I don’t mean to brag, but I’m kind of the queen of overthinking things. I’ve overanalyzed conversations and situations so often that my boyfriend and I joke that I should put a dime in a jar every time I work myself up over nothing, and buy myself a nice meal with the proceeds. But I digress.
It hasn’t been quick or easy, but I’m slowly getting better and better about not overthinking things. For any of you in a similar camp, a) know you’re not alone and b) check out the following sage advice from HR professionals. The next time you find yourself hopping on the worry train, look for these signs to determine whether or not it’s all in your head.
1. You’re Obsessed With What Your Boss Thinks of You
It’s natural to want your boss to think highly of you — and in many ways, that can actually benefit your career — but if you constantly worry about being in their good graces, you’re probably causing yourself more trouble than it’s worth.
“Sure, there are times where your boss may really not like you and it could cause issues in the workplace, but a lot of times people are too ‘self-oriented’ with their thoughts and fail to remember that their boss is managing lots of people, and doesn’t have time to direct that much energy or frustration against just you,” says Valerie Streif, Senior Adviser at Mentat.
Remember, “little comments or directions from your boss that may come off as harsh or them being frustrated with you could just be them being direct… Don’t let it get under your skin or assume it has to do with a personal thing of them not liking you,” Streif says.
2. You Seek Perfection in Everything You Do
When you work on something, you want to do a good job. But at a certain point, you need to leave well enough alone. Whether you’re putting together a deck or just drafting an email, there is definitely such a thing as over-editing, and if you keep second-guessing yourself, it’s likely that you’ll fall victim to that practice.
Instead of obsessively tweaking tiny elements over and over again, “trust your gut instinct,” says Laura MacLeod, creator of From The Inside Out Project®. “Does the project feel ready, does it represent your best effort, does it meet the requirements? Answer these questions as honestly as possible — taking into account how you feel [in] your gut — not so much in your head.”
If you find yourself unable to answer these questions impartially, “get an objective viewpoint — turn to [a] trusted colleague to get away from your own obsessions,” MacLeod recommends.
3. No One Else Echoes Your Concerns
Got a sinking feeling that you’re not pulling your weight at work, or that your colleague is mad at you?
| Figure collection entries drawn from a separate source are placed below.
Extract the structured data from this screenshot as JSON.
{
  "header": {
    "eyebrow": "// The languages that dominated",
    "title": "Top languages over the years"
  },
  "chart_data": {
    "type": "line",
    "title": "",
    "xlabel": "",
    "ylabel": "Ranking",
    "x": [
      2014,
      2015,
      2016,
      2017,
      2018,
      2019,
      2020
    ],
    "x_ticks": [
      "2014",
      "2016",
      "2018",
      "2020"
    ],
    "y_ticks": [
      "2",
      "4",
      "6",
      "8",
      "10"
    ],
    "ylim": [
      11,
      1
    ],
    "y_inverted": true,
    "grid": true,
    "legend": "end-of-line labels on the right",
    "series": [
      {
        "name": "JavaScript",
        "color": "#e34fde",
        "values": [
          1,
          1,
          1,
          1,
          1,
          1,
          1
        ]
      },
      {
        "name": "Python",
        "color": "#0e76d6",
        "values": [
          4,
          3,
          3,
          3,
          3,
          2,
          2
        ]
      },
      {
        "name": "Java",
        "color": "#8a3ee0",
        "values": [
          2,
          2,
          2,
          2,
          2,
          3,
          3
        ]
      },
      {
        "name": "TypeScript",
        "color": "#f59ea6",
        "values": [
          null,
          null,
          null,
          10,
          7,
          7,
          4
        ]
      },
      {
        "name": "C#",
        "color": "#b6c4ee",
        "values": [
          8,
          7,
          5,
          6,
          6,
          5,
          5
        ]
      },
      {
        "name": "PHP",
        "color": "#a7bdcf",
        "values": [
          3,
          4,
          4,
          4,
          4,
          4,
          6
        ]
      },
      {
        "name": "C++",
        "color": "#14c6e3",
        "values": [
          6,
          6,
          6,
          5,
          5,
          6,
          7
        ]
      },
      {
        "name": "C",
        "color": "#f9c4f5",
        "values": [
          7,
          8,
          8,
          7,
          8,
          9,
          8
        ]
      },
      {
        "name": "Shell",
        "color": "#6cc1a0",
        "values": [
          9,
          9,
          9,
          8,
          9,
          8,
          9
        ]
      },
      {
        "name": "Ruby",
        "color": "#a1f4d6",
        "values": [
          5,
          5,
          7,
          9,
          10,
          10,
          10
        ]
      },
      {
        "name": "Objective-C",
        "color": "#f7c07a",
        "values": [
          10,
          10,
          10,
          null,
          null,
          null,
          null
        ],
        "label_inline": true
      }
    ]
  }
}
Well, if you’re the only one who thinks that way, odds are that it’s not true.
“If no one else you work with has the same fears, you may be overthinking. Test out your concerns with trusted and well-connected peers. If nobody has the same spider-senses tingling that you do, you may be able to relax,” suggests Jill Santopietro Panall, HR consultant and owner of 21Oak HR Consulting, LLC. Even if you know deep down that you’re overthinking things, it can really help to hear that you have nothing to worry about from a neutral third party.
4. You Feel Like You’re Never Good Enough
If you’re chronically guilty of comparing yourself to others and feeling that you come up short, or just feel like you don’t deserve to be where you are today, you might be suffering from impostor syndrome — the unfounded fear that you’re a fraud whose true incompetence will be exposed at any minute.
According to Santopietro Panall, this is especially common for those early on in their careers.
“There’s a big jump that you make after you get into the workforce after leaving your highest level of schooling. Even at a fairly young age, you may suddenly have real, significant responsibility for money, projects or people… and that can lead you to constantly be worrying that someone is going to find out that you’re actually not that competent after all and the whole house of cards will fall down.”
It won’t happen overnight, but in time you can overcome impostor syndrome by taking small, yet meaningful steps.
“Whether you need to do daily affirmations or get confirmation from trusted friends and peers, try to reassure yourself that everyone starts somewhere and your company would not have given you the role you have if they felt/knew for sure that you couldn’t handle it,” Santopietro Panall points out.
5. The Stakes Are Low, But You’re Worried Anyway
Many times, we worry ourselves sick over situations that truly won’t have much of an impact in the long run (think: a typo in an email or getting tongue-tied during a presentation). In situations like that, a little perspective can be your friend.
“Do you stand to lose millions of dollars or put someone’s life in jeopardy if you make a mistake? If yes, by all means, feel free to worry a lot. If not, though, maybe you’re overthinking,” Santopietro Panall says. Explore why you’re so anxious, she recommends. For instance, do you carry around baggage from past experiences?
Ultimately, “if you have a supportive boss — someone who will let you make mistakes and figure out how to fix them — then you’re probably overthinking it if you worry constantly that one mistake will ruin everything or cause career catastrophe!” she adds.